His initial development of rust-resistant wheat improved crop yields but was too top-heavy to withstand wind and rain. But Borlaug then thought to cross breed his new varieties in Mexico with Japanese dwarf strains, and the results were borderline miraculous.
“Aided by the use of fertilizer and irrigation, Borlaug’s new wheat varieties enabled Mexico to achieve self-sufficiency in 1956,” Amb. Kenneth M. Quinn, President of The World Food Prize Foundation, wrote in Burlaug’s biography in 2009.
The agronomist would go on to take his Green Revolution and success to other areas of the world, including the Middle East and South Asia, as most of the developing world was stricken with the same poverty and failing harvests as Mexico.
Training a new generation of agricultural scientists at Centro Internacional de Mejoramiento de Maiz y Trigo – the International Maize and Wheat Improvement Center (CIMMYT) located outside Mexico City — Borlaug and his team moved on to India and Pakistan, where crop yields were increased fourfold.
Scientists Robert Chandler, Henry “Hank” Beachell and Gurdev Khush applied Borlaug’s methods to rice in Asia and also found immense success.
Quinn himself witnessed the “miracle rice” they produced while working in the Mekong Delta in 1968, and saw not only that crop yields were increased but violent conflict died down as a result.
He wrote: “The four villages that were accessible by road experienced dramatic improvements, both in terms of nutrition and the well being of the people. New IR-8 rice spread rapidly as peasant farmers with small plots were suddenly able to experience both increased yields and double crops. This in turn led to tangible improvements in the quality of life: child mortality dropped; malnutrition abated; and children, especially girls, stayed in school longer.
At the same time, there was a rapid corresponding decrease in the level of armed conflict and military hostilities. It was as though the combination of new roads and new rice seed caused the roots of violent extremism to wither and disappear in a way that military action alone could not.”

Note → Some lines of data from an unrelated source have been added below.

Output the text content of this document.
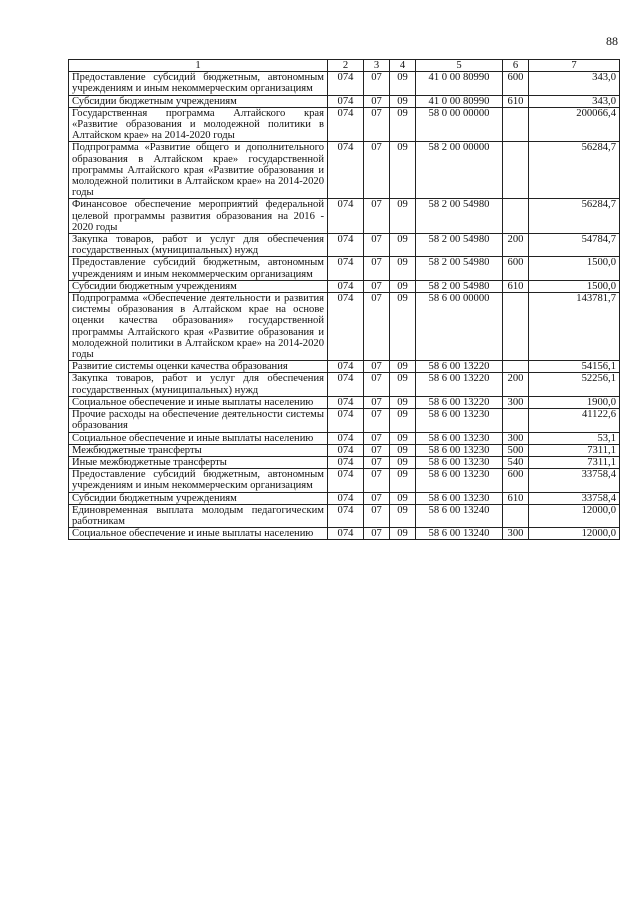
88
1	2	3	4	5	6	7
Предоставление субсидий бюджетным, автономным учреждениям и иным некоммерческим организациям	074	07	09	41 0 00 80990	600	343,0
Субсидии бюджетным учреждениям	074	07	09	41 0 00 80990	610	343,0
Государственная программа Алтайского края «Развитие образования и молодежной политики в Алтайском крае» на 2014-2020 годы	074	07	09	58 0 00 00000		200066,4
Подпрограмма «Развитие общего и дополнительного образования в Алтайском крае» государственной программы Алтайского края «Развитие образования и молодежной политики в Алтайском крае» на 2014-2020 годы	074	07	09	58 2 00 00000		56284,7
Финансовое обеспечение мероприятий федеральной целевой программы развития образования на 2016 - 2020 годы	074	07	09	58 2 00 54980		56284,7
Закупка товаров, работ и услуг для обеспечения государственных (муниципальных) нужд	074	07	09	58 2 00 54980	200	54784,7
Предоставление субсидий бюджетным, автономным учреждениям и иным некоммерческим организациям	074	07	09	58 2 00 54980	600	1500,0
Субсидии бюджетным учреждениям	074	07	09	58 2 00 54980	610	1500,0
Подпрограмма «Обеспечение деятельности и развития системы образования в Алтайском крае на основе оценки качества образования» государственной программы Алтайского края «Развитие образования и молодежной политики в Алтайском крае» на 2014-2020 годы	074	07	09	58 6 00 00000		143781,7
Развитие системы оценки качества образования	074	07	09	58 6 00 13220		54156,1
Закупка товаров, работ и услуг для обеспечения государственных (муниципальных) нужд	074	07	09	58 6 00 13220	200	52256,1
Социальное обеспечение и иные выплаты населению	074	07	09	58 6 00 13220	300	1900,0
Прочие расходы на обеспечение деятельности системы образования	074	07	09	58 6 00 13230		41122,6
Социальное обеспечение и иные выплаты населению	074	07	09	58 6 00 13230	300	53,1
Межбюджетные трансферты	074	07	09	58 6 00 13230	500	7311,1
Иные межбюджетные трансферты	074	07	09	58 6 00 13230	540	7311,1
Предоставление субсидий бюджетным, автономным учреждениям и иным некоммерческим организациям	074	07	09	58 6 00 13230	600	33758,4
Субсидии бюджетным учреждениям	074	07	09	58 6 00 13230	610	33758,4
Единовременная выплата молодым педагогическим работникам	074	07	09	58 6 00 13240		12000,0
Социальное обеспечение и иные выплаты населению	074	07	09	58 6 00 13240	300	12000,0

Borlaug received the Nobel Peace Prize in 1970 for his achievements in India and Pakistan and his role in the Green Revolution.
In 1986, the celebrated agronomist went on to establish the World Food Prize, with the assistance of Carleton Smith and the support of the General Foods Corporation, as a Nobel-like prize for agriculture.
As his methods continued to reach new regions of the world, including China and Africa, Borlaug was well on his way to saving more than 1 billion lives through his agricultural innovations.
Though Borlaug himself is now gone, having died on September 12, 2009, his foundational work has the potential to save many millions more.